I think that we are 6B. The map is spotty in our area due to the hills/mountains, everything is a different micro-climate. The NE corner beds are at least a half-zone or maybe a full zone colder than the rest of the property - I can summer-out the non-hardies there, but the hardies would be unlikely to survive. Pampas grass does not survive here on the ridge, but is okay in the valleys on either side. Mountain laurel is the understory on the eastern side of the ridge, but requires careful placement to survive on my side of the ridge, the west side. Ravena grass is fine on the slope down to the garages, but will not winter over reliably in the NE corner beds - where it would be great looking.

The hardy banana are the western border of the turn-around outside of the garages on the South side if the house. The house is a mid-centry modern raised ranch style running east to west, so somewhat shelters the bed from the worst of the winter storms, but is frequently snow or ice-covered much of the winter. That is actually protective. In the early winter the trunks are cut back near the ground after being well- frozen and the bed mulched with composted cow manure, 300+ ponds of the stuff, then topped with 4-6 inches of fine-chip bark mulch. The bed is well-covered with soaker hoses. The bed is truncated right angle with the corner lopped off to ease turning cars. The first one-third is over 20 years old, the outer two-thirds is a bit under 20 years. I ran the first section a few years as a trial before I added the last two-thirds. Once we get some pictures from the south deck the simple layout will be easily visible. Depending on how much I water, the foliage reaches it least the top of the south deck arbor before the end of the season, so at least 18' high, but to date has not reached the level of the roof ridge. The look is dense tropical, as you cannot see through the bed once the plants are well established.

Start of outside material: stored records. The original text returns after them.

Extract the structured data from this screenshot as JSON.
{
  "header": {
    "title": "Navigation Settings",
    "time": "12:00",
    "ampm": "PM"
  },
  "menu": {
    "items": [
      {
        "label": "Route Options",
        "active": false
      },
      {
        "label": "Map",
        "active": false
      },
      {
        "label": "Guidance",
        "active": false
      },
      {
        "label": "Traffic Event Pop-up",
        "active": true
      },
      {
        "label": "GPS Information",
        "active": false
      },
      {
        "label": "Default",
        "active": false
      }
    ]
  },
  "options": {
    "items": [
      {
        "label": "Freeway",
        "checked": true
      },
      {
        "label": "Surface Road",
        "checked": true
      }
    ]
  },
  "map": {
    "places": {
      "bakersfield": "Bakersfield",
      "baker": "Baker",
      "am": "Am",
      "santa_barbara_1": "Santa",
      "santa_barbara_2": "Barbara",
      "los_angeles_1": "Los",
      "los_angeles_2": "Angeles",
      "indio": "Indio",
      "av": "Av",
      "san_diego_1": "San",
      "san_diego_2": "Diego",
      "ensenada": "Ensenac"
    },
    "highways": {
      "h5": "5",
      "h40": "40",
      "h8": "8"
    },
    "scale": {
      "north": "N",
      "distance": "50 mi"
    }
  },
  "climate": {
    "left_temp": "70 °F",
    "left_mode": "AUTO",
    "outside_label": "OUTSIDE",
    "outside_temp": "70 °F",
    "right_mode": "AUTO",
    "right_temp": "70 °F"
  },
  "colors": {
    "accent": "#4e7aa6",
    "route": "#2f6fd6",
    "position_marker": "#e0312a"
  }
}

I used to all the upkeep myself, but is contacted out these days. The frozen/thawed trunks are massively heavy and just too much for me these days. They do compost fairly quickly as they are not woody. Those fibers in the trunks are astonishingly long and strong. That is job for a much younger and stronger landscape architect.

The watering is still my chore, but relatively easy. Between the tanks and outdoor watering (we tend to summer droughts) it keeps me at penalty water rates. But to me it is well worth it. I come from a long line of gardeners.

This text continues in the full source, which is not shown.